Weighing in at 6.07 pounds, the Butte Nugget is expected to carry a price tag of $350,000.
The San Francisco Chronicle reported Wednesday that the nugget's finder asked dealer Don Kagin to keep his name and the location of the discovery secret.
What's known is that a gold hunter found it in July on public land in the Butte County mountains. Prospecting for gold is legal on most public lands in the state.
David McCarthy, a coin and rare-minerals expert, told the Chronicle that he took a blindfolded ride to the site of the discovery so he would be satisfied the nugget was genuine.
The gold chunk will be unveiled Thursday at the San Francisco Fall Antiques Show.
Prospectors found many giant gold nuggets in California's 19th century Gold Rush days. That includes a 54-pound gold chunk found in Butte County in 1859. The Chronicle said its research shows it has been decades since a report of anyone discovering a rock of 6 pounds or over in California.

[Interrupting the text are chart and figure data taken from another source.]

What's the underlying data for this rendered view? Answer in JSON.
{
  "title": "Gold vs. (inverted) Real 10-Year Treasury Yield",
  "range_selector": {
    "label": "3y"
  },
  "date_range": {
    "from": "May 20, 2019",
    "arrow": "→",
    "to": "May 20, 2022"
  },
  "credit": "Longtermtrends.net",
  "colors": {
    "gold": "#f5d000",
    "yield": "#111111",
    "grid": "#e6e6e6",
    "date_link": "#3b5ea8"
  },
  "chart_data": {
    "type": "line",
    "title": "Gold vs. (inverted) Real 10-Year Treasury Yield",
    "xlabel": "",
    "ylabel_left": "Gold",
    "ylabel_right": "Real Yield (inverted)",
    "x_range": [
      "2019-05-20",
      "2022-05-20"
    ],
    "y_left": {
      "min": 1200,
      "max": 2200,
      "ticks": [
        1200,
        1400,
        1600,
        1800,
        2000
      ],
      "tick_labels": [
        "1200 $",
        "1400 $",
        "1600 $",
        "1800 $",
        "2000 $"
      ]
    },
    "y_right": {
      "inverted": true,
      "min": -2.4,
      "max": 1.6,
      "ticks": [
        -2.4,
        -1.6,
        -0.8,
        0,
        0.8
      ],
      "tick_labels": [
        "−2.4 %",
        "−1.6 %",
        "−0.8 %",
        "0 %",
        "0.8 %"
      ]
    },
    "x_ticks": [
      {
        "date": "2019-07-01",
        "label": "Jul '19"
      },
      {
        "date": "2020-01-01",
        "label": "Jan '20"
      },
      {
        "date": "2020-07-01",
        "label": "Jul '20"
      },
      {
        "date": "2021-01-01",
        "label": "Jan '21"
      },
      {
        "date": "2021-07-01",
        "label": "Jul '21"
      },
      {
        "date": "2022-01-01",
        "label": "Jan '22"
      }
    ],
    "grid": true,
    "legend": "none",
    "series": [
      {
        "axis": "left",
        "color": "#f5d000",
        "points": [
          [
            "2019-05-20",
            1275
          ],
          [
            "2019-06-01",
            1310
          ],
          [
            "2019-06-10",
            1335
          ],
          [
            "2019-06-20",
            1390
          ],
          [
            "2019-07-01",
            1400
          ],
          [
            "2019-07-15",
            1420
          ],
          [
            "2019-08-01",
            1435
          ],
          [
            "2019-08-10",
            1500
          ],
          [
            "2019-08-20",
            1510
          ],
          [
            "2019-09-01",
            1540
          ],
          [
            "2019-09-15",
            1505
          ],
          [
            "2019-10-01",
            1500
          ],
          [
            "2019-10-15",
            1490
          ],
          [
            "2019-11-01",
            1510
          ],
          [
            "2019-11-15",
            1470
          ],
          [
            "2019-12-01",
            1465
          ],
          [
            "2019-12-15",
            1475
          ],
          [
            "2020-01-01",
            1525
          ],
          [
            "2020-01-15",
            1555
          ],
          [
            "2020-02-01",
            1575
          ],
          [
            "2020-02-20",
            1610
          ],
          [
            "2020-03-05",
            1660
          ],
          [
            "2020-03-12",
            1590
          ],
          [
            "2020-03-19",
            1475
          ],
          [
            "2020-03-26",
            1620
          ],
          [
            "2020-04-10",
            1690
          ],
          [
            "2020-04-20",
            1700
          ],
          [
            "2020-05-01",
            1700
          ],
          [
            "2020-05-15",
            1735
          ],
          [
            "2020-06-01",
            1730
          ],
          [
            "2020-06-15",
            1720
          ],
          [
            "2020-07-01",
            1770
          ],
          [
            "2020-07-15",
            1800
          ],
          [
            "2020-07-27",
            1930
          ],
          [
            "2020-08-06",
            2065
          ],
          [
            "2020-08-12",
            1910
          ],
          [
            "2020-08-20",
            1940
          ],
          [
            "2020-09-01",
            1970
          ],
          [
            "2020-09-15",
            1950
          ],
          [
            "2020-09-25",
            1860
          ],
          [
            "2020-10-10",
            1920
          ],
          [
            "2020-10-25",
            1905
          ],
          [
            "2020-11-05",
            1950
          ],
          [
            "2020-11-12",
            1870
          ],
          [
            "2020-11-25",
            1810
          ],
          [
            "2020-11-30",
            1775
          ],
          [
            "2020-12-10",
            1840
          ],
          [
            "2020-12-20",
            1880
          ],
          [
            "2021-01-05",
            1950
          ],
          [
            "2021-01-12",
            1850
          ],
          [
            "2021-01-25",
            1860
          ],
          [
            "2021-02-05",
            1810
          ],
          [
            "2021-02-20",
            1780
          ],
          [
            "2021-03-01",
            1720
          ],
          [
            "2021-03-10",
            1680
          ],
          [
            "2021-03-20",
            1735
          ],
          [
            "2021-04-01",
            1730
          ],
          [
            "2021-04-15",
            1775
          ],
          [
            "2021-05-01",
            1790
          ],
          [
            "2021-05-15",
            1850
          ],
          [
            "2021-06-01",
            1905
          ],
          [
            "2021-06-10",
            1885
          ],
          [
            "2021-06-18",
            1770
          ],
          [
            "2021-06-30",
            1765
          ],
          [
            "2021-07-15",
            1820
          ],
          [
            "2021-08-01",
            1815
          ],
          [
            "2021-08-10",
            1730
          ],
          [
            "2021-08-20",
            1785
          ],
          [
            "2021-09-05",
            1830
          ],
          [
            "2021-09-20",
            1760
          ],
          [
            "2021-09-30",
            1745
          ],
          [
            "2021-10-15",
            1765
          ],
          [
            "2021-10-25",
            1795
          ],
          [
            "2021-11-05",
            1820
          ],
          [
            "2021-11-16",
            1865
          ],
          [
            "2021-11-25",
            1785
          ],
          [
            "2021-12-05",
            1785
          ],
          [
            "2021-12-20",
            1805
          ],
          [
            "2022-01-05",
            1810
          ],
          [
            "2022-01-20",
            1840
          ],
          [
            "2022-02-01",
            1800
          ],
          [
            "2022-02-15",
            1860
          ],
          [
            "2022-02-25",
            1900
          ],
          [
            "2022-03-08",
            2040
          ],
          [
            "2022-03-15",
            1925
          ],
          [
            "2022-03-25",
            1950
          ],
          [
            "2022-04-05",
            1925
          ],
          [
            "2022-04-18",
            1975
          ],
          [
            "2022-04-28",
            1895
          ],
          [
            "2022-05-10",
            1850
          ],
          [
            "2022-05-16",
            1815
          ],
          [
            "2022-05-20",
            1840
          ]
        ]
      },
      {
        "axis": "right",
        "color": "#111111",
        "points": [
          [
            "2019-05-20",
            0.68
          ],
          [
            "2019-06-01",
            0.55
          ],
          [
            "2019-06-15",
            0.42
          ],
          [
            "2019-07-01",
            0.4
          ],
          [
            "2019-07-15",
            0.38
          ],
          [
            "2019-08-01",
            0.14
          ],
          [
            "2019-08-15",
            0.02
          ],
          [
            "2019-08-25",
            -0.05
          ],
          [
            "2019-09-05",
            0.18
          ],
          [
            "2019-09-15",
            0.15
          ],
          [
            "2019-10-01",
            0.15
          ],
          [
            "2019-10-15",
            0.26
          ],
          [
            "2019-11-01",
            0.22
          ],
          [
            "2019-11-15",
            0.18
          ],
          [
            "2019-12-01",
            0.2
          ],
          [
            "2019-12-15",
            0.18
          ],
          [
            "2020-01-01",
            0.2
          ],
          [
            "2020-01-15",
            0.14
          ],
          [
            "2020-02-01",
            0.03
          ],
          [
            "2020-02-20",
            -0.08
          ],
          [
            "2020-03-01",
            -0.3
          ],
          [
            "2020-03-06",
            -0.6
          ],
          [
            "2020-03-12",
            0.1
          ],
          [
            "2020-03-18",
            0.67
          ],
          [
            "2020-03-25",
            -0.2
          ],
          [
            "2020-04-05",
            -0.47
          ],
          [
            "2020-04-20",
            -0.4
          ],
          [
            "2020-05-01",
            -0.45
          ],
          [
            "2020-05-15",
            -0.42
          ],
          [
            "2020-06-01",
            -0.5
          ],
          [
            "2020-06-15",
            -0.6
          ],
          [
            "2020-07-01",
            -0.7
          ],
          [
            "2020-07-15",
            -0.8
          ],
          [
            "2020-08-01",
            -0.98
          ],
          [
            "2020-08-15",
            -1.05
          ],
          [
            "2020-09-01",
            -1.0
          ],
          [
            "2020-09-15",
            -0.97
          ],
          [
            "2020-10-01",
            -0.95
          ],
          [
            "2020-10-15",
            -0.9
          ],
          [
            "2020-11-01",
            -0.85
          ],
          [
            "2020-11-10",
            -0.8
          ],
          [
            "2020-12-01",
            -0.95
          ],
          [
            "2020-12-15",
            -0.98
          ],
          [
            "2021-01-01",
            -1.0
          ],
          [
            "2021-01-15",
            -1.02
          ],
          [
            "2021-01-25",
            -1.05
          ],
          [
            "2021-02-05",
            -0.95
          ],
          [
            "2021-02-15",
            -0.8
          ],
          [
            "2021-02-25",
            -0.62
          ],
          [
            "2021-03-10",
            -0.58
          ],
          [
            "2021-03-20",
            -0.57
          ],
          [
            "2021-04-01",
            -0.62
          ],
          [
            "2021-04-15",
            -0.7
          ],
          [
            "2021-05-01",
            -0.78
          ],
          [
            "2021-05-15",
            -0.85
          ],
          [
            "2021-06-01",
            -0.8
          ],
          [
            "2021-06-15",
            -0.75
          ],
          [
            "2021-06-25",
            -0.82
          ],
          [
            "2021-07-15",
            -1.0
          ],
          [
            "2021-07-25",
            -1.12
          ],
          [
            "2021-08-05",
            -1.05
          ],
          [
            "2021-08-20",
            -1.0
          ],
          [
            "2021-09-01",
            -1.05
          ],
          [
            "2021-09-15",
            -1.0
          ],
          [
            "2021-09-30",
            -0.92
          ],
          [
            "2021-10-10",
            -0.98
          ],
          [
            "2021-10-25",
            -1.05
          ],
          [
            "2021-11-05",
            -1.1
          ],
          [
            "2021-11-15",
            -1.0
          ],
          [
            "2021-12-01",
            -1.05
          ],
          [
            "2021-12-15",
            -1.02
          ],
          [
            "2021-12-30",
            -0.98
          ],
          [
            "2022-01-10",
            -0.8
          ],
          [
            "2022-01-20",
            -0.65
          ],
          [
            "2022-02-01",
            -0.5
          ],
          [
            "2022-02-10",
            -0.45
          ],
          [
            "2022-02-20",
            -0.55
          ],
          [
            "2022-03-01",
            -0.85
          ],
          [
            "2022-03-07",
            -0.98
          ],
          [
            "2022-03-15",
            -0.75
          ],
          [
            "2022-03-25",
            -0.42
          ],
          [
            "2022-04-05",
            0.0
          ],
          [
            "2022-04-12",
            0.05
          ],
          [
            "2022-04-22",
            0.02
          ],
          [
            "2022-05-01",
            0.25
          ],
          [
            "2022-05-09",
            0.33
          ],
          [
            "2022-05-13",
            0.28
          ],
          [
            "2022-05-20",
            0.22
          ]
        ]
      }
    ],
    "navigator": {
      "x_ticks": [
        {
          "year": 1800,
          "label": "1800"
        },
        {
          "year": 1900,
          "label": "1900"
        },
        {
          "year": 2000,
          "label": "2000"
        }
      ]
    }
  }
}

The finder of the Butte Nugget used a metal detector and told colleagues he initially thought he had come across a pipe or some other "big piece of trash" underground, part-time local prospector Bob Van Camp told the Chico Enterprise-Record.
Worried that the strong reading on the metal detector would mask any signal from surrounding gold nuggets, the man decided to dig it up, said Van Camp, who filmed himself briefly holding the Butte Nugget.